La soirée est annoncée comme unique dans les deux sens du terme, c’est-à-dire du jamais vu à Moulins et une seule fois.
Le syndicat d’initiatives moulinois propose un spectacle de chansonniers qui se veut l’égal des cabarets montmartrois où des artistes chantent ou font chanter leurs œuvres avant de jouer une courte revue aux moyens modestes, mais où l’esprit règne en maître.
Le lundi 21 janvier 1935 vers 20h 30, la salle du cinéma l’Artistic (entrée place Garibaldi) se remplit peu à peu d’amateurs enthousiastes à l’idée d’assister pour la première fois à une représentation typiquement bourbonnaise spirituelle et joyeuse à la mode parisienne (entrées 5 et 6 francs).
Au cours de la première partie se succèdent quelques créateurs littéraires du cru dont certains lisent eux-mêmes leurs écrits. Louis Houot lit un long poème de Gabriel Fontenille sur Moulins, un sonnet et une chansonnette de Pierre Trimouillat*. Henri Loup habillé en paysan bourbonnais dit quelques poèmes en patois de Marie Didier tout en rouerie, naturel et bon sens. Gabriel Fontenille lit un sonnet d’Émile Guillaumin et chante « Les fendeurs », version bourbonnaise des « Trois p’tits tambours ». Il termine sa prestation par une bouffonnerie du mystérieux « Veilleur du beffroy » sous les rires de l’assistance.

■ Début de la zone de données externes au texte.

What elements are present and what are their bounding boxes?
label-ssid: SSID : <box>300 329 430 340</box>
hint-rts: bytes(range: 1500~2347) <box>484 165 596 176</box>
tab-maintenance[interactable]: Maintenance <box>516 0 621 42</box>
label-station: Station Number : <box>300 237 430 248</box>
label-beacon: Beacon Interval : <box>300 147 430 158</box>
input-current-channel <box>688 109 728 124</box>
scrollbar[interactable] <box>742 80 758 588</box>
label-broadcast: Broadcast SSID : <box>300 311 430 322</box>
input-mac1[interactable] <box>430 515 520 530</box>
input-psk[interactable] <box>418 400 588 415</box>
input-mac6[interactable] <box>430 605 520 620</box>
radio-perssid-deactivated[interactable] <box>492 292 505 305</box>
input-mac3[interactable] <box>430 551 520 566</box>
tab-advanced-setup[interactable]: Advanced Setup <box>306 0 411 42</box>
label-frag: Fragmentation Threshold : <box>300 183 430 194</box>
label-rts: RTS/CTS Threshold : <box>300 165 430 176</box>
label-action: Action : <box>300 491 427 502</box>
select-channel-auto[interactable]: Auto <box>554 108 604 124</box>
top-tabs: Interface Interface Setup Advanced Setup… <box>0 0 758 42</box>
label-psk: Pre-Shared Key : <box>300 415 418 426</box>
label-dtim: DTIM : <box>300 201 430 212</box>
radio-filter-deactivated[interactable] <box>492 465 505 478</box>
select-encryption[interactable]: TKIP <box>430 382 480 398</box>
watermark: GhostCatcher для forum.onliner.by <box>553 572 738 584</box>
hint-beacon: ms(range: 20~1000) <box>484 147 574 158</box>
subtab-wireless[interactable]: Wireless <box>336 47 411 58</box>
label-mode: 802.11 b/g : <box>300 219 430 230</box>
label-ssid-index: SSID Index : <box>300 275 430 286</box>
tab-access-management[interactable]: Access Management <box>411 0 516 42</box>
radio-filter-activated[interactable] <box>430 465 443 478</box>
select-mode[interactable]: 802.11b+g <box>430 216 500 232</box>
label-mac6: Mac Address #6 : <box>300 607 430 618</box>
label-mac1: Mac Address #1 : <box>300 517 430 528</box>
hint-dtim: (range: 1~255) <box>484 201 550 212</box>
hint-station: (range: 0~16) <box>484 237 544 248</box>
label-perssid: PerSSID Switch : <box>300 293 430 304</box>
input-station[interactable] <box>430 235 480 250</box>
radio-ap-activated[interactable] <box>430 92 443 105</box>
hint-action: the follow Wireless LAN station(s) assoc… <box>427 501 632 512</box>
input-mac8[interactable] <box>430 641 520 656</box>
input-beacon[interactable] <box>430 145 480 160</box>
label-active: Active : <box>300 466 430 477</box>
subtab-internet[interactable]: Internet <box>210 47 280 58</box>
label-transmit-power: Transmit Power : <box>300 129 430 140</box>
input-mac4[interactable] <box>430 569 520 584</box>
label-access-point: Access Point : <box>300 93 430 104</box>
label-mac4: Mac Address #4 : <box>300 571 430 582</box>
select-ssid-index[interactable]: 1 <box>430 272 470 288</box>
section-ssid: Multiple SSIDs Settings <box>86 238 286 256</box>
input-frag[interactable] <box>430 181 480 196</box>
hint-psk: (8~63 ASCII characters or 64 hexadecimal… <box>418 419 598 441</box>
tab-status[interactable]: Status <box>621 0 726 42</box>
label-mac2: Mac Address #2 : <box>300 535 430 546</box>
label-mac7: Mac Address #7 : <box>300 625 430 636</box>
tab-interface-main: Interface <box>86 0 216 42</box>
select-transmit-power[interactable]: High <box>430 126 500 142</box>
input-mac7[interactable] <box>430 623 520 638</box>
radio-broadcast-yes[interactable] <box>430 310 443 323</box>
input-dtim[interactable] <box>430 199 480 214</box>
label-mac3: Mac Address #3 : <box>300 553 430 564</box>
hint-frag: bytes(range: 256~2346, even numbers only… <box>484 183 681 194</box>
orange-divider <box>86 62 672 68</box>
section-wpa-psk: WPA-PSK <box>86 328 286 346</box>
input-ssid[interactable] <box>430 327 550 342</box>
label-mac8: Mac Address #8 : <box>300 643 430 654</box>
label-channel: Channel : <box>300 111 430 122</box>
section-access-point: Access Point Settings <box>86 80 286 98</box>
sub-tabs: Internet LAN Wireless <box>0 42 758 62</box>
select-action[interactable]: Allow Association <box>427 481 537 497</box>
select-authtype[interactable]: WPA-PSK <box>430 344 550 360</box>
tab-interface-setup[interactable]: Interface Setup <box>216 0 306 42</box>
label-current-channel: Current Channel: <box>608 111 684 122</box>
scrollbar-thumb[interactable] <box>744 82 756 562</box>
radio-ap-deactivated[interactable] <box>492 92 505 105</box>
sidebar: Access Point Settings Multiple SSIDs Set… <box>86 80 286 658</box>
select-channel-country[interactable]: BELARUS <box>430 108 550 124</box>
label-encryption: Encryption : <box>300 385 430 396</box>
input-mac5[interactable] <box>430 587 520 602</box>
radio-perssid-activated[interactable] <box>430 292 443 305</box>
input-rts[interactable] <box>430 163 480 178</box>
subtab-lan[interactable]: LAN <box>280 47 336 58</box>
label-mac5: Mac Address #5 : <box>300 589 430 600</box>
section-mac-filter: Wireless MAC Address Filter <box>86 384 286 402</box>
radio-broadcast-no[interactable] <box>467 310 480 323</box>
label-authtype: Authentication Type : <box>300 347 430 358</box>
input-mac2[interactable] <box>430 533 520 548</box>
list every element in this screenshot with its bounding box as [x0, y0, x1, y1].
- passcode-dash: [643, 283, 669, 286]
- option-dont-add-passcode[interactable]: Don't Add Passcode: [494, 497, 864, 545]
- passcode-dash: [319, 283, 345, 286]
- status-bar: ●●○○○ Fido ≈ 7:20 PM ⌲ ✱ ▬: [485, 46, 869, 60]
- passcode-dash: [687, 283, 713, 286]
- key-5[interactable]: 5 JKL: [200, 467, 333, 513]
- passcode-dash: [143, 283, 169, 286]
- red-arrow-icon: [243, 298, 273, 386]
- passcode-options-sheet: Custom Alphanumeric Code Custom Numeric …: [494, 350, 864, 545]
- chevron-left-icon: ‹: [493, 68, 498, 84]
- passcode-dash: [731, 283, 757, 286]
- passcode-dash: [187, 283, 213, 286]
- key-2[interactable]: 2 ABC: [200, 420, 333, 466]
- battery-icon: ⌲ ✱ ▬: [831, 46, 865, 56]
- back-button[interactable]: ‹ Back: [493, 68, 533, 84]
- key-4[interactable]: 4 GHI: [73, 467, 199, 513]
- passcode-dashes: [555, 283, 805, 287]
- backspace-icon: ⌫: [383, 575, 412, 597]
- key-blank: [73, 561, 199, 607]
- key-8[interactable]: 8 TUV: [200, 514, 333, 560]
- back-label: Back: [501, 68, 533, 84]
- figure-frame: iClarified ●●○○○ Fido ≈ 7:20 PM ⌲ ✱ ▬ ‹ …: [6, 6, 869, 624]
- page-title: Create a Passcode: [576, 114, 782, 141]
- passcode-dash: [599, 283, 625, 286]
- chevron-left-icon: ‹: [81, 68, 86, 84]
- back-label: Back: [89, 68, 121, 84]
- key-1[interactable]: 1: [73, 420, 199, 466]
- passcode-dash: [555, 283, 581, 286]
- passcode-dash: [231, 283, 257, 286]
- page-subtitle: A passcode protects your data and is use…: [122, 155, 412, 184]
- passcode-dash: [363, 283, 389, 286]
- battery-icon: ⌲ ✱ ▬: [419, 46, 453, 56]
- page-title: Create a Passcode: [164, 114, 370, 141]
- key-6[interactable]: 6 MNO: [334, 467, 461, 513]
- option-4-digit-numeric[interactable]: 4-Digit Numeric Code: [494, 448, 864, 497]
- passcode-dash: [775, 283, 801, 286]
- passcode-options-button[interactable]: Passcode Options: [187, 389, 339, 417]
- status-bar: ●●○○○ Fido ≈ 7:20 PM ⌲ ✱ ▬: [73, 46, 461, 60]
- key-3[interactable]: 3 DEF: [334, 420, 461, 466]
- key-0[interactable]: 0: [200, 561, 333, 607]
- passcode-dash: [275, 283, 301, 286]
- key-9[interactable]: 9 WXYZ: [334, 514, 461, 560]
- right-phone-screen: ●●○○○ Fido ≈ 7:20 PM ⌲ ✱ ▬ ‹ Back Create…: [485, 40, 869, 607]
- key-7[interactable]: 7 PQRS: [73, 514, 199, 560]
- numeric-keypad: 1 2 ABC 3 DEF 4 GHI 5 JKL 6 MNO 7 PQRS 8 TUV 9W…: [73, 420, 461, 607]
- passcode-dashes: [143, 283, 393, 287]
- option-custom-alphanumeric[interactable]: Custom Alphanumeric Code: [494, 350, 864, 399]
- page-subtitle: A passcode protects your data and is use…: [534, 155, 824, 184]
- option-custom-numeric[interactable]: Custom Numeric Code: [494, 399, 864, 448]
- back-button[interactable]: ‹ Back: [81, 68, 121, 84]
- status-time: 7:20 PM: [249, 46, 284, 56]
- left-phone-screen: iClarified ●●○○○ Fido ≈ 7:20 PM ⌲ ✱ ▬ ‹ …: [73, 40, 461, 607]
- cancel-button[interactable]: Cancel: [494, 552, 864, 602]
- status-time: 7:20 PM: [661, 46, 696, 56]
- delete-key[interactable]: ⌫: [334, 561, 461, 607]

R. Charles le rugbyman, à qui on ne connaissait pas ce talent de la scène, lit avec émotion et sensibilité deux poèmes d’Edmond Genest et un de Robert Haëgelin. Louis Houot revient pour déclamer ses œuvres « Le rêve du poète » et « la chanson de la forêt » après lecture d’un délicat poème d’Octave Cote.
Marcel Contier, surnommé le « ch’tit Contier » par ses amis (il a alors 22 ans), mime et dit « Le Mazier », « L’yeu-yo » « Le tableau du mariage » dont il est l’auteur pour lesquels il reçoit une véritable ovation
Un entracte permet de préparer la deuxième partie qui sera, elle aussi, un triomphe. La revue de cabaret, écrite par le Veilleur du beffroy et Marcel Contier est mise en musique par Gilbert Bernard. Elle comprend un acte et trois tableaux. Les trois personnages sont brillamment interprétés par mademoiselle Duranton et messieurs Fontenille et Noël. La jeune femme suscite l’admiration générale grâce à son jeu naturel, intelligent et spontané dans le rôle de la « ch’tite gate » moulinoise, cousine germaine de la midinette parisienne.
Les deux concepteurs de cette soirée exceptionnelle, Gabriel Fontenille et Marcel Contier, sont chaleureusement félicités et fortement incités à ne pas en rester là. En ces temps de crise, les bons moments sont rares entend-on répéter par les spectateurs qui retrouvent le froid hivernal de la rue.
Louis Delallier
*Pierre Trimouillat (1858-1929) est moulinois d’origine. Employé à la préfecture de police de la Seine, il se produit aussi au cabaret parisien Le Chat noir et au Gringoire à l’étage du café Procope.